Edited by Harris, John Reed and Barrie Reid, the first number appeared in November 1952, containing poems from Harris, Reid, Joy Hester and others. The journal also supported the short story, initially including contributions from Peter Cowan and Dal Stivens. Most of these writers contributed to later numbers with other contributors including Judith Wright. While not as vigorous as its predecessor, Ern Malley's Journal continued to promote a modernist aesthetic; and like Angry Penguins, Ern Malley's Journal promoted modern art, including reproductions of the work of Charles Blackman, Bob Dickerson and Arthur Boyd.

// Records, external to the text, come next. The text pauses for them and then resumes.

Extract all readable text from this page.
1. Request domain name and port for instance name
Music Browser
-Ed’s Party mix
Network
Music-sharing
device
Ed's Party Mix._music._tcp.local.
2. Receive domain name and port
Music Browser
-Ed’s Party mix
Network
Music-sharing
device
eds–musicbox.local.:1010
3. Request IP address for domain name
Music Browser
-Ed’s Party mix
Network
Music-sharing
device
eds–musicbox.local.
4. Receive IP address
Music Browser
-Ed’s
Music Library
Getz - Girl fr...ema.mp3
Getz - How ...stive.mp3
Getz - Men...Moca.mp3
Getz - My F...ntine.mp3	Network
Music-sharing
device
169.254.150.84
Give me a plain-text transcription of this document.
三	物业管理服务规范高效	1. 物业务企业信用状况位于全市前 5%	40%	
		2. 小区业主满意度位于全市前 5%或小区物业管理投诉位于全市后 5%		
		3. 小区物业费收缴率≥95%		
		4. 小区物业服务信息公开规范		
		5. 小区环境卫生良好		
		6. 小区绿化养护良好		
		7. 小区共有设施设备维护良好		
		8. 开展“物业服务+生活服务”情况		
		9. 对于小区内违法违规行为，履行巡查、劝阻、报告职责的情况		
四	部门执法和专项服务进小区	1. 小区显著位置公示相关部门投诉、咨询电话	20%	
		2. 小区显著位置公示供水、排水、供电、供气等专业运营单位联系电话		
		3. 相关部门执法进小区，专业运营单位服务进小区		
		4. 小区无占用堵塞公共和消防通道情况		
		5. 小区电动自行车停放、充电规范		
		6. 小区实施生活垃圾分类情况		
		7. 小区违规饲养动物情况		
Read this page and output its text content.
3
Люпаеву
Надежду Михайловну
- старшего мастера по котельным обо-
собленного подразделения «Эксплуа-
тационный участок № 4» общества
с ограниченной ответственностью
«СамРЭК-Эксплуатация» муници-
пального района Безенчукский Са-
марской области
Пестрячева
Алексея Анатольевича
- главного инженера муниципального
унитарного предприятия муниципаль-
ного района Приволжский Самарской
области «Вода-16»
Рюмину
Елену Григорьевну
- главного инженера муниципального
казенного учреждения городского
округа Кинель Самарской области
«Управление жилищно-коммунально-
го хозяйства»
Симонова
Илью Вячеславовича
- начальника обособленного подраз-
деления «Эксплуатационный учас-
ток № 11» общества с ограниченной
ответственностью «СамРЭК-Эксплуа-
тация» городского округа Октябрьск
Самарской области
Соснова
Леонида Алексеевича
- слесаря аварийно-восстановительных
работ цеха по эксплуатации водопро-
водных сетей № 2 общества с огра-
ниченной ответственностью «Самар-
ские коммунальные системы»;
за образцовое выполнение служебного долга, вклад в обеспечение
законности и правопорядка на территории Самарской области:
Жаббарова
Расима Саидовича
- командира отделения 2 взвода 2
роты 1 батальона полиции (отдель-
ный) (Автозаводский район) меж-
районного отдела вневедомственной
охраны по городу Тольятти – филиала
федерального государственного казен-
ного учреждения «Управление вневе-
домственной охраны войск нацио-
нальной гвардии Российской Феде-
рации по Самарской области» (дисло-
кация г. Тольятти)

Ern Malley's Journal survived for only six numbers. The first signs of trouble appeared when the fourth number was published in November 1954, many months overdue. The editorial for that number directed blame outward at what the editors saw as a weak literary culture: 'it is fairly obvious that at the moment there is simply not the volume of creative writing in Australia we had hoped to unearth, nor is there the type of public interest and enthusiasm which best encourages the development of talent.'
The final two numbers appeared during 1955. Without subsidies or a strong subscription base Ern Malley's Journal could not survive. This was Harris's last attempt at a modernist 'little magazine', but he continued to produce magazines, founding and editing, with Geoffrey Dutton, Australian Letters and the Australian Book Review.